The Supreme Court has ruled that all criminal charges against Sterling Biotech promoters Nitin and Chetan Sandesara will be dropped if they pay ₹5,100 crore by December 17.
These are the same men who fled India, took Albanian passports, and stayed out of reach while the CBI, ED, SFIO, and FEOA chased them for years.
Now, one cheque may wipe the slate clean.
If this sounds like a scene from a crime thriller, that is because it practically is. Except this time, it is unfolding in the real world. Although the court has clarified it to be a one-off case, consequences will not remain confined. They will ripple across India’s entire fight against financial crime.
The idea that a fugitive can run away from Indian law, build a life abroad, and then return to the negotiation table with a simple ‘settlement offer’ is not just bizarre. It is troubling. It sends a message that is as clear as it is dangerous:
‘Flee first, negotiate later, and if you are rich enough, buy your way out.’
This strikes at the very heart of deterrence. Criminal law is meant to punish wrongdoing, not convert it into a bargaining chip. When the system treats financial crime as a recoverable loan rather than a punishable offence, it rewards risk-taking criminals over honest citizens.
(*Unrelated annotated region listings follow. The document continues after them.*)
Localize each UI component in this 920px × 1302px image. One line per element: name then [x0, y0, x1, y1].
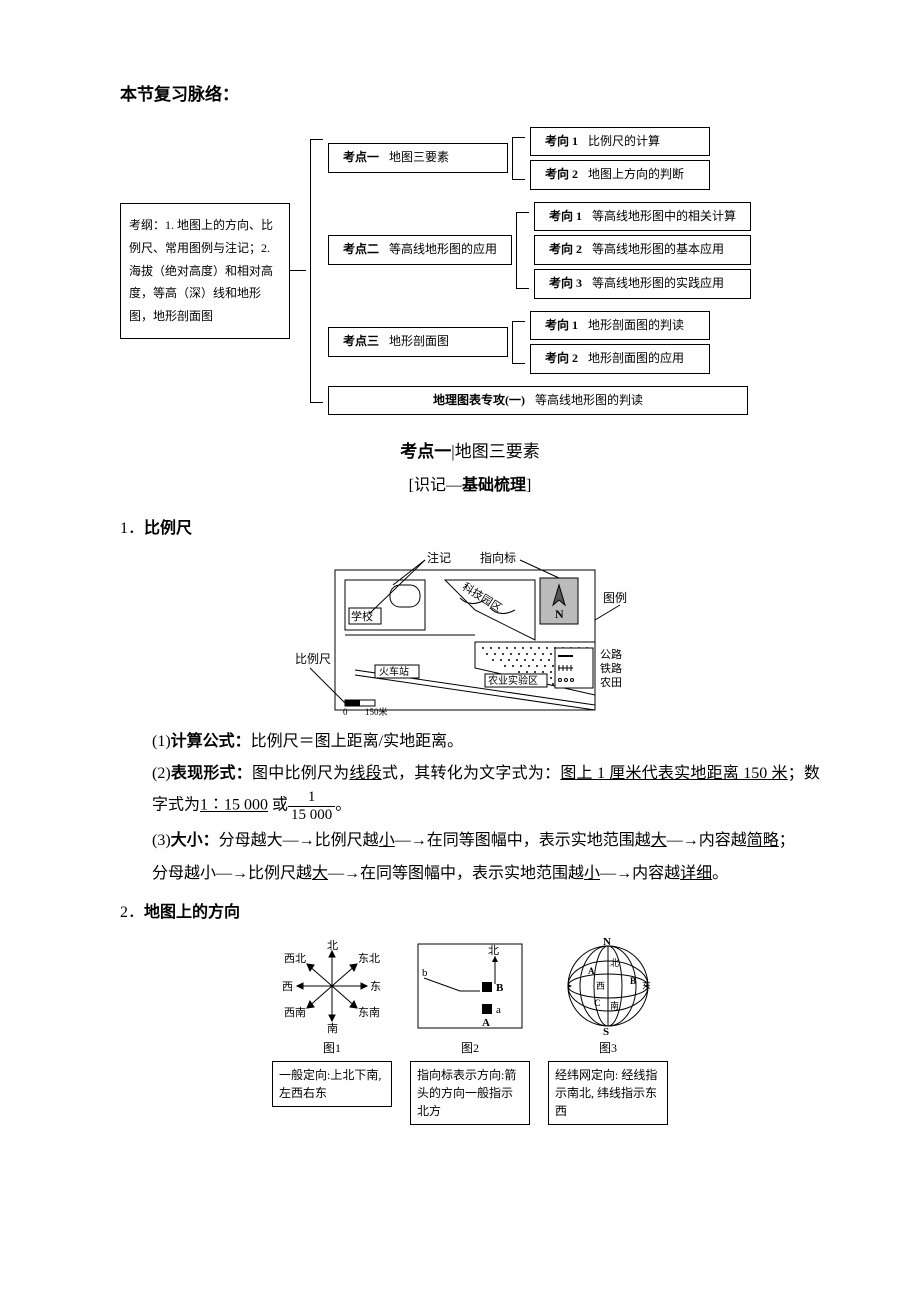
para-4: 分母越小―→比例尺越大―→在同等图幅中，表示实地范围越小―→内容越详细。 [152, 860, 820, 889]
svg-text:东南: 东南 [358, 1006, 380, 1019]
svg-text:北: 北 [488, 944, 499, 957]
topic-title: 考点一|地图三要素 [120, 437, 820, 468]
section-title: 本节复习脉络： [120, 80, 820, 111]
svg-text:南: 南 [327, 1022, 338, 1035]
node-box: 考点一地图三要素 [328, 143, 508, 173]
brace [306, 125, 328, 418]
svg-text:北: 北 [327, 939, 338, 952]
leaf-box: 考向 3等高线地形图的实践应用 [534, 269, 751, 299]
para-3: (3)大小：分母越大―→比例尺越小―→在同等图幅中，表示实地范围越大―→内容越简… [152, 827, 820, 856]
svg-text:北: 北 [610, 958, 619, 968]
svg-text:西南: 西南 [284, 1006, 306, 1019]
item-label: 比例尺 [144, 520, 192, 537]
node-row: 地理图表专攻(一)等高线地形图的判读 [328, 384, 751, 418]
leaf-box: 考向 2地图上方向的判断 [530, 160, 710, 190]
fig2: 北 B a A b 图2 指向标表示方向:箭头的方向一般指示北方 [410, 936, 530, 1126]
fig3-caption: 图3 [599, 1038, 617, 1060]
item-1: 1．比例尺 [120, 515, 820, 544]
svg-text:a: a [496, 1004, 501, 1016]
anno-zhuji: 注记 [427, 550, 451, 565]
node-row: 考点三地形剖面图 考向 1地形剖面图的判读 考向 2地形剖面图的应用 [328, 309, 751, 376]
label-station: 火车站 [379, 665, 409, 678]
node-box: 考点二等高线地形图的应用 [328, 235, 512, 265]
leaf-box: 考向 2地形剖面图的应用 [530, 344, 710, 374]
fig1: 北 南 东 西 东北 西北 东南 西南 图1 一般定向:上北下南,左西右东 [272, 936, 392, 1126]
legend-road: 公路 [600, 648, 622, 661]
node-row: 考点二等高线地形图的应用 考向 1等高线地形图中的相关计算 考向 2等高线地形图… [328, 200, 751, 301]
fig2-caption: 图2 [461, 1038, 479, 1060]
leaf-box: 考向 2等高线地形图的基本应用 [534, 235, 751, 265]
anno-scale: 比例尺 [295, 652, 331, 666]
svg-text:A: A [588, 966, 595, 976]
label-agri: 农业实验区 [488, 674, 538, 687]
item-label: 地图上的方向 [144, 904, 240, 921]
brace [512, 200, 534, 301]
node-box: 地理图表专攻(一)等高线地形图的判读 [328, 386, 748, 416]
svg-text:B: B [630, 976, 636, 986]
item-number: 1． [120, 520, 144, 537]
fig2-desc: 指向标表示方向:箭头的方向一般指示北方 [410, 1061, 530, 1125]
fig1-caption: 图1 [323, 1038, 341, 1060]
node-row: 考点一地图三要素 考向 1比例尺的计算 考向 2地图上方向的判断 [328, 125, 751, 192]
svg-text:B: B [496, 982, 504, 994]
fig3: N S A B C 北 南 东 西 图3 经纬网定向: 经线指示南北, 纬线指示… [548, 936, 668, 1126]
leaf-box: 考向 1地形剖面图的判读 [530, 311, 710, 341]
fig3-desc: 经纬网定向: 经线指示南北, 纬线指示东西 [548, 1061, 668, 1125]
brace [508, 309, 530, 376]
fig1-desc: 一般定向:上北下南,左西右东 [272, 1061, 392, 1107]
anno-arrow: 指向标 [480, 550, 516, 565]
para-1: (1)计算公式：比例尺＝图上距离/实地距离。 [152, 728, 820, 757]
direction-figures: 北 南 东 西 东北 西北 东南 西南 图1 一般定向:上北下南,左西右东 北 … [120, 936, 820, 1126]
svg-text:东: 东 [370, 980, 381, 993]
anno-legend: 图例 [603, 591, 627, 605]
topic-subtitle: [识记—基础梳理] [120, 472, 820, 501]
hierarchy-diagram: 考纲：1. 地图上的方向、比例尺、常用图例与注记；2. 海拔（绝对高度）和相对高… [120, 125, 820, 418]
svg-text:东北: 东北 [358, 952, 380, 965]
svg-text:A: A [482, 1017, 490, 1029]
svg-text:西: 西 [282, 981, 293, 993]
svg-text:西: 西 [596, 981, 605, 991]
para-2: (2)表现形式：图中比例尺为线段式，其转化为文字式为：图上 1 厘米代表实地距离… [152, 760, 820, 823]
node-box: 考点三地形剖面图 [328, 327, 508, 357]
scale-0: 0 [343, 707, 348, 717]
map-figure: 学校 科技园区 N 农业实验区 火车站 0 150米 注记 指向标 图例 比 [295, 550, 645, 720]
mid-column: 考点一地图三要素 考向 1比例尺的计算 考向 2地图上方向的判断 考点二等高线地… [328, 125, 751, 418]
svg-text:西北: 西北 [284, 952, 306, 965]
svg-text:S: S [603, 1026, 609, 1036]
outline-box: 考纲：1. 地图上的方向、比例尺、常用图例与注记；2. 海拔（绝对高度）和相对高… [120, 203, 290, 339]
svg-text:b: b [422, 967, 428, 979]
leaf-box: 考向 1等高线地形图中的相关计算 [534, 202, 751, 232]
scale-150: 150米 [365, 706, 388, 717]
svg-text:N: N [603, 936, 611, 948]
brace [508, 125, 530, 192]
legend-rail: 铁路 [600, 662, 622, 675]
svg-text:南: 南 [610, 1000, 619, 1011]
item-number: 2． [120, 904, 144, 921]
leaf-box: 考向 1比例尺的计算 [530, 127, 710, 157]
item-2: 2．地图上的方向 [120, 899, 820, 928]
label-n: N [555, 607, 564, 621]
svg-text:C: C [594, 998, 601, 1008]
legend-field: 农田 [600, 675, 622, 689]
label-school: 学校 [351, 609, 373, 623]
connector [290, 270, 306, 271]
What About the Public Money Lost?
The Sandesaras did not default on a home loan. Their company owed banks and public financial institutions thousands of crores. Every rupee lost is a rupee that honest taxpayers eventually compensate for.
So what message do they receive?
‘Do not worry. Someone else will pay. Someone always does.’
Meanwhile, the individuals who siphoned off public money may now walk free without jail time. They may lose some assets, but they keep their freedom.
A Blow to Every Investigating Agency
CBI, ED, SFIO, FEOA.
Four major agencies spent years investigating the Sandesara brothers. They collected evidence, filed charges, tracked financial trails, and even pursued red notices.
Imagine the precedent this creates.
Why should future fugitives fear the ED if they can later return with an offer?
Why should investigators fight legal battles if the accused can end them with a payment?
It reduces the criminal justice system to a negotiation table.
A Fight That Must Continue
To be fair, the government may still seek a review of this ruling. But as it stands today, the judgment is nothing short of a disaster for India’s fight against financial crime.
It is not about one pair of businessmen.
It is about the signal this gives to every potential white-collar offender.
It is about whether India wants justice to be punitive and preventive, or transactional and negotiable.
If fugitives can come back with a cheque and wipe away years of wrongdoing, then the next generation of financial criminals will only be smarter, faster, and bolder.
This is not just a legal question.
This is a moral one.
And India cannot afford to get it wrong.